Ring the bells
Observant or not, there’s no escaping the Festivus Chrismakwanzakah season, and while you might be grinching it alone with the holiday spirit best known as Kentucky Bourbon, you can’t entirely avoid the pervasive influence that is holiday music. Music, after all, is one of our best tools for communicating intangibles such as emotion, faith, and belief in supernatural beings, and there’s hardly anyone sentient who could fail to be momentarily moved by a rendition of the haunting “Coventry Carol” or Handel’s “Messiah”.
Somewhat unfortunately, Chanukah’s contributions to the seasonal playlist are relatively sparse as compared to those of the big blockbuster holiday it shares the month with: mostly bland, grade school assembly-style songs about dreidels and goofily adolescent ones by Adam Sandler and the Maccabeats.
A pity the Jewish liturgical tradition has failed to produce a Johann Sebastian Bach or even a Benjamin Britten, but at least there’s latkes, which make up for a lot. And also, the material music world does not lack for gifted Jewish bards, so celebrating the sixth night of Chanukah at the Contemporary Jewish Museum with Leonard Cohen cover chorus The Conspiracy of Beards was actually about as perfectly Jewish as it gets.
The Beards have been performing a capella versions of the poetic works of the “High Priest of Solitude” for almost 10 years. Not Cohen impersonators so much as interpreters, the Beards’ approach to the music of Leonard Cohen has always been one of playful exploration — adding simple harmonies, basso profundo, and falsetto trills to Cohen’s weathered range, expanding his often solitary focus into one more piercingly universal. Ensconced in the CJM’s vaulted Goldman Hall, which has recently hosted appearances by Literary Death Match, the Porchlight storytelling series, Dischord Records founder Ian MacKaye, and a screening of The Big Lebowski, the Beards joyfully sang a treasured clutch of favorite Cohen tunes — mostly classics such as “Famous Blue Raincoat” and “Chelsea Hotel No. 2”. For their signature song, “Bird on a Wire” they all broke formation, and stood in a single line, arms wrapped around each other’s shoulders in a show of camaraderie, even as they sang of the freedom of the solitary rambler.
Building on the theme of camaraderie, San Francisco’s tenth annual edition of Phil Kline’s twenty year-old “Unsilent Night” went off without a hitch on Saturday, despite the incessant rain of the day and the small clusters of belligerent Santas that still dotted the chilly Mission District landscape. With the rain serendipitously vanished just before the scheduled go-time of 7pm, a relatively small but hardy group showed up to the corner of Dolores and 18th Street, boomboxes at the ready.

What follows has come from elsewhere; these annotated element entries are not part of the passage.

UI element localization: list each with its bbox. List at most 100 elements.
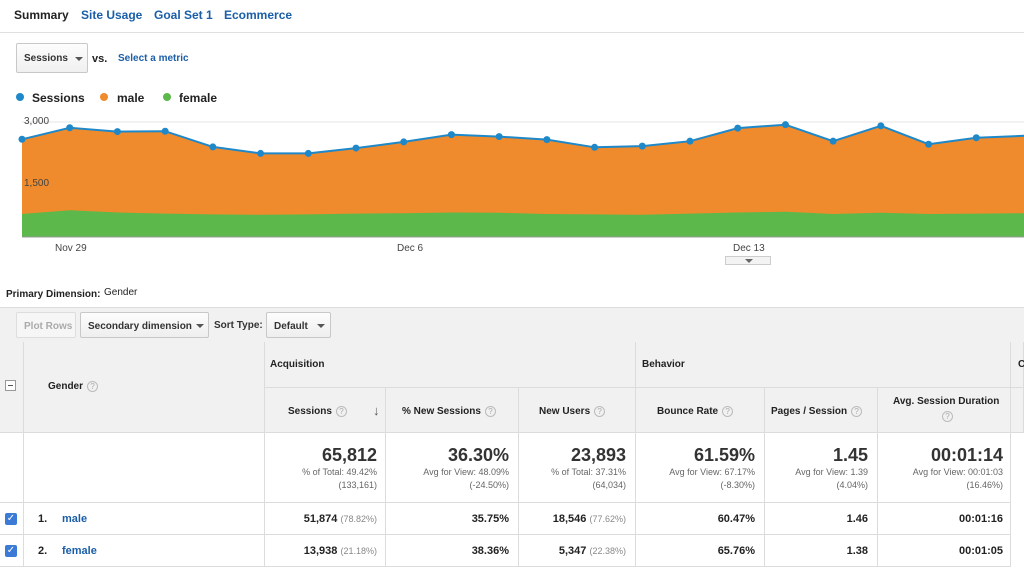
metric-dropdown[interactable]: Sessions xyxy=(16,43,88,73)
bounce-rate-header: Bounce Rate? xyxy=(657,406,734,417)
row2-pages-session: 1.38 xyxy=(846,545,868,557)
acquisition-header: Acquisition xyxy=(270,359,325,370)
row2-new-users: 5,347 (22.38%) xyxy=(558,545,626,557)
sessions-point-5[interactable] xyxy=(209,143,217,151)
sort-type-dropdown[interactable]: Default xyxy=(266,312,331,338)
col-bounce-rate[interactable] xyxy=(636,388,765,433)
col-sessions[interactable] xyxy=(265,388,386,433)
sessions-point-9[interactable] xyxy=(400,138,408,146)
row2-bounce-rate: 65.76% xyxy=(717,545,755,557)
x-tick-dec-6: Dec 6 xyxy=(397,243,424,254)
help-icon[interactable]: ? xyxy=(851,406,863,417)
help-icon[interactable]: ? xyxy=(594,406,606,417)
row2-check-cell xyxy=(0,535,24,567)
gender-header: Gender? xyxy=(48,381,99,392)
primary-dimension-gender[interactable]: Gender xyxy=(104,287,138,298)
row2-gender-cell xyxy=(24,535,265,567)
col-new-sessions[interactable] xyxy=(386,388,519,433)
row2-number: 2. xyxy=(38,545,48,557)
sessions-point-19[interactable] xyxy=(877,122,885,130)
row2-sessions-cell xyxy=(265,535,386,567)
row1-bounce-rate: 60.47% xyxy=(717,513,755,525)
row1-bounce-cell xyxy=(636,503,765,535)
row2-duration-cell xyxy=(878,535,1011,567)
x-tick-dec-13: Dec 13 xyxy=(733,243,765,254)
totals-bounce-cell xyxy=(636,433,765,503)
secondary-dimension-dropdown[interactable]: Secondary dimension xyxy=(80,312,209,338)
row1-check-cell xyxy=(0,503,24,535)
sort-type-value: Default xyxy=(274,321,308,332)
table-toolbar: Plot Rows Secondary dimension Sort Type:… xyxy=(0,307,1024,342)
total-sessions: 65,812 xyxy=(321,445,377,465)
help-icon[interactable]: ? xyxy=(87,381,99,392)
sessions-point-11[interactable] xyxy=(495,133,503,141)
metric-dropdown-value: Sessions xyxy=(24,53,68,64)
sessions-header: Sessions? xyxy=(288,406,347,417)
male-area xyxy=(22,124,1024,237)
secondary-dimension-label: Secondary dimension xyxy=(88,321,192,332)
tab-goal-set-1[interactable]: Goal Set 1 xyxy=(154,8,213,22)
sessions-point-1[interactable] xyxy=(18,135,26,143)
row1-pages-cell xyxy=(765,503,878,535)
legend-sessions: Sessions xyxy=(32,91,85,105)
conversions-header-truncated: C xyxy=(1018,359,1024,370)
sessions-point-10[interactable] xyxy=(447,131,455,139)
vs-label: vs. xyxy=(92,53,108,65)
sessions-point-3[interactable] xyxy=(113,128,121,136)
sessions-point-12[interactable] xyxy=(543,136,551,144)
total-pages-session: 1.45 xyxy=(832,445,868,465)
row2-new-users-cell xyxy=(519,535,636,567)
sessions-point-6[interactable] xyxy=(257,149,265,157)
col-avg-duration[interactable] xyxy=(878,388,1011,433)
row1-number: 1. xyxy=(38,513,48,525)
total-new-users-sub: % of Total: 37.31% (64,034) xyxy=(551,467,626,490)
tab-site-usage[interactable]: Site Usage xyxy=(81,8,143,22)
total-bounce-rate: 61.59% xyxy=(693,445,755,465)
totals-new-sessions-cell xyxy=(386,433,519,503)
sessions-point-21[interactable] xyxy=(972,134,980,142)
sessions-point-15[interactable] xyxy=(686,137,694,145)
row2-checkbox[interactable]: ✓ xyxy=(5,545,17,557)
row1-avg-duration: 00:01:16 xyxy=(958,513,1003,525)
help-icon[interactable]: ? xyxy=(335,406,347,417)
chevron-down-icon xyxy=(196,324,204,328)
sort-desc-arrow-icon[interactable]: ↓ xyxy=(373,403,380,418)
row1-sessions-cell xyxy=(265,503,386,535)
sessions-point-20[interactable] xyxy=(925,140,933,148)
row1-gender-link[interactable]: male xyxy=(62,513,88,525)
female-area xyxy=(22,210,1024,237)
sessions-point-14[interactable] xyxy=(638,142,646,150)
row2-gender-link[interactable]: female xyxy=(62,545,97,557)
chart-resize-handle[interactable] xyxy=(725,256,771,265)
row2-sessions: 13,938 (21.18%) xyxy=(303,545,377,557)
help-icon[interactable]: ? xyxy=(484,406,496,417)
row1-new-sessions: 35.75% xyxy=(471,513,509,525)
y-tick-3000: 3,000 xyxy=(24,116,50,127)
total-new-sessions-sub: Avg for View: 48.09% (-24.50%) xyxy=(423,467,509,490)
col-new-users[interactable] xyxy=(519,388,636,433)
tab-summary[interactable]: Summary xyxy=(14,8,69,22)
totals-pages-cell xyxy=(765,433,878,503)
sessions-point-7[interactable] xyxy=(304,149,312,157)
avg-duration-header: Avg. Session Duration xyxy=(893,396,1000,407)
select-metric-link[interactable]: Select a metric xyxy=(118,53,189,64)
total-new-sessions: 36.30% xyxy=(447,445,509,465)
totals-label-cell xyxy=(24,433,265,503)
sessions-point-2[interactable] xyxy=(66,124,74,132)
help-icon[interactable]: ? xyxy=(942,411,953,422)
row1-checkbox[interactable]: ✓ xyxy=(5,513,17,525)
sessions-point-18[interactable] xyxy=(829,137,837,145)
sessions-point-17[interactable] xyxy=(781,121,789,129)
row2-bounce-cell xyxy=(636,535,765,567)
tab-ecommerce[interactable]: Ecommerce xyxy=(224,8,293,22)
help-icon[interactable]: ? xyxy=(722,406,734,417)
total-bounce-rate-sub: Avg for View: 67.17% (-8.30%) xyxy=(669,467,755,490)
totals-duration-cell xyxy=(878,433,1011,503)
collapse-icon[interactable] xyxy=(5,380,16,391)
sessions-point-13[interactable] xyxy=(591,143,599,151)
sessions-point-8[interactable] xyxy=(352,144,360,152)
row1-new-users-cell xyxy=(519,503,636,535)
sessions-point-4[interactable] xyxy=(161,127,169,135)
plot-rows-button[interactable]: Plot Rows xyxy=(16,312,76,338)
sessions-point-16[interactable] xyxy=(734,124,742,132)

“Unsilent Night” is a four-part soundscape for multiple speakers, the more the merrier, and as the 45-minute piece plays, the four separate tracks weave together into a lustrous tapestry of ambient sound interspersed with golden threads of angel choirs and purposeful bells. Combining the conviviality of a caroling party with the secular appeal of experimental noisemaking, we strolled through the narrow corridors of the Mission’s more tranquil side streets, encouraging stares, smiles, and even spontaneous joiners (including a few Santas who played James Brown at a low volume in conceptual counterpoint). We spent the piece’s final phrases perched hillside in Dolores Park, contemplating the view of sparkling lights and wet pavement, as the music trailed off to whatever realm spent notes are relegated to—the sacred and profane alike.